Plants that are not stressed do a better job of resisting disease. A balanced supply of nutrients (see Fertilize, above) will insure vigorous plants. Adequate air circulation (avoiding overcrowding) is also a great tip for discouraging the spread of disease. Remove any diseased plant matter (stalks, leaves, or roots) immediately to prevent spreading, and DO NOT put diseased matter in your compost pile. Place it in your trash. Tomatoes are susceptible to blight and may need to be treated with a fungicide, especially if the growing season is cool and wet. Choose one that is safe for use on vegetables. Be sure to follow label directions carefully. Another common tomato malady is blossom-end rot. Constant watering during the plant’s first 6 weeks of growth will allow the plant to absorb the calcium needed to prevent this disease. It is important to do a thorough clean-up of your garden in the fall. Get rid of all the diseased matter and turn the soil.

Control birds, rabbits & other mammals

Some animals love to share the fruits of YOUR labor. Birds can be discouraged from frequenting your garden by using shiny aluminum discs, such as pie plates, tied to a stake. The noise and the flashing light deters them. Commercial netting may be used to keep the birds out of berry patches.
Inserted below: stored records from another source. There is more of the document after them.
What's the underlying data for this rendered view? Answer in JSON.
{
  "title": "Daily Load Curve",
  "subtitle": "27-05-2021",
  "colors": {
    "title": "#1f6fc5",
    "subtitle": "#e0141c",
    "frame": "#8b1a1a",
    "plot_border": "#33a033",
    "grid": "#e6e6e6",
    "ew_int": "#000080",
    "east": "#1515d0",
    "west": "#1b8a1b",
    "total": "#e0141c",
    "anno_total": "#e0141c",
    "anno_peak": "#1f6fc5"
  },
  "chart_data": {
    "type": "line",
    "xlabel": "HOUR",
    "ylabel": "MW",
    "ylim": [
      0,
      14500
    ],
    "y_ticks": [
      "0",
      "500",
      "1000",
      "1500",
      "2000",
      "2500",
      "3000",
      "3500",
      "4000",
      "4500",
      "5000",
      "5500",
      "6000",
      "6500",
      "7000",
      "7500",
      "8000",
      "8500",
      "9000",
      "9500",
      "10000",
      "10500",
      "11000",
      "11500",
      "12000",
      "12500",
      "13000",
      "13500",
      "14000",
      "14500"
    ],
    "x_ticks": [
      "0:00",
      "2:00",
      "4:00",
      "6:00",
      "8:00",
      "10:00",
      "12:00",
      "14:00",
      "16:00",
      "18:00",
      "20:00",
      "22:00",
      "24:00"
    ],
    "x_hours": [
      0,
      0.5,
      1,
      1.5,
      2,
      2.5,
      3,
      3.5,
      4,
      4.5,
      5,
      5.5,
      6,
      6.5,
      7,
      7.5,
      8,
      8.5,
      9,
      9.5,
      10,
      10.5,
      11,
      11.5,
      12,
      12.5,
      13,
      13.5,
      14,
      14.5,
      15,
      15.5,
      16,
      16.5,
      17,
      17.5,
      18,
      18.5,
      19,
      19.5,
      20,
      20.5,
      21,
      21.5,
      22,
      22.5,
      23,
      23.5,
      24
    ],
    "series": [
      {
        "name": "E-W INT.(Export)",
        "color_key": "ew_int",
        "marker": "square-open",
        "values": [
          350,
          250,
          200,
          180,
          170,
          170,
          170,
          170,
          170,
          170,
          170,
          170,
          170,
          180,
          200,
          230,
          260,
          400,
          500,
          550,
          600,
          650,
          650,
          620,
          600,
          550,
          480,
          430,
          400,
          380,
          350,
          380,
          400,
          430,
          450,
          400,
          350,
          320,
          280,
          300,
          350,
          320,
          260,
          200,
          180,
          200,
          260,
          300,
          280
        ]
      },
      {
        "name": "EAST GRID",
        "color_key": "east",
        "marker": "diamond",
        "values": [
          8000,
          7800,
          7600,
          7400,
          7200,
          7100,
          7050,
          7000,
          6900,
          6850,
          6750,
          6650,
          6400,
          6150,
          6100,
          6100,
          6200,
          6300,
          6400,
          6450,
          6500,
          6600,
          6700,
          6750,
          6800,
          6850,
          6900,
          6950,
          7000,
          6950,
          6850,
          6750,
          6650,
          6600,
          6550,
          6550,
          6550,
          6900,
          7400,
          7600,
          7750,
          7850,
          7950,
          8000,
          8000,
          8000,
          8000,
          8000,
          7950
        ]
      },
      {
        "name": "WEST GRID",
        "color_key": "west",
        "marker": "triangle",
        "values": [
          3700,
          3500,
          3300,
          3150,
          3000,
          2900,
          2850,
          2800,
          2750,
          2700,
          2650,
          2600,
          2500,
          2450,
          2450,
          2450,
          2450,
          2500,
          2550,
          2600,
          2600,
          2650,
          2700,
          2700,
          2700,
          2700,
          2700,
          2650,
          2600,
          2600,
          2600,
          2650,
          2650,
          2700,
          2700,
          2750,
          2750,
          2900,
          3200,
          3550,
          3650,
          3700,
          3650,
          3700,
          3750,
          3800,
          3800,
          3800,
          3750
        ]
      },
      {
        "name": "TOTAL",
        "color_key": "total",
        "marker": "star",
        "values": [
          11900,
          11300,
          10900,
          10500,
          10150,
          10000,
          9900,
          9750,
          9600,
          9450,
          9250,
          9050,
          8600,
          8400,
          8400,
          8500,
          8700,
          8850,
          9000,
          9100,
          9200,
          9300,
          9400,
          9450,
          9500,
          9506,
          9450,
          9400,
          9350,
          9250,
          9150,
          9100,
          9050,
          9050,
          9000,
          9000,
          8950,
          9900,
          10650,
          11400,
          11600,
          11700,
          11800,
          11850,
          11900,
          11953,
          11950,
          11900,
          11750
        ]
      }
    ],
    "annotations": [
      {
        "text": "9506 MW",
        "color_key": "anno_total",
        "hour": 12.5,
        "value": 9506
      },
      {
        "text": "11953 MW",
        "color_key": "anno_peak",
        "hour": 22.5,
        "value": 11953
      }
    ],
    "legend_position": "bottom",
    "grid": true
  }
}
Rabbits can be kept out with a fence of 1-inch chicken wire, about two feet high. Bury the bottom of the wire underground to keep them from burrowing into your garden. Deer can be kept out with a high fence, or try using a liquid repellent. Be sure to follow the directions in regard to contact with your garden.

Provide support

Tomato plants will benefit from support cages or staking. This helps keep the fruit off the ground, protects the growing fruit and prevents wind damage. Vine-growing vegetables such as cucumbers and squash can be supported with a mesh garden trellis. Allowing them to grow vertically makes them easier to harvest, too. A teepee formed of tall stakes allows pole beans to grow tall and supported.

Start a garden diary

Keep a record of your garden’s progress. You can make note of what vegetables you’d like to try again, or those you want to avoid. Keeping track of your garden’s growth will be a helpful resource for future reference.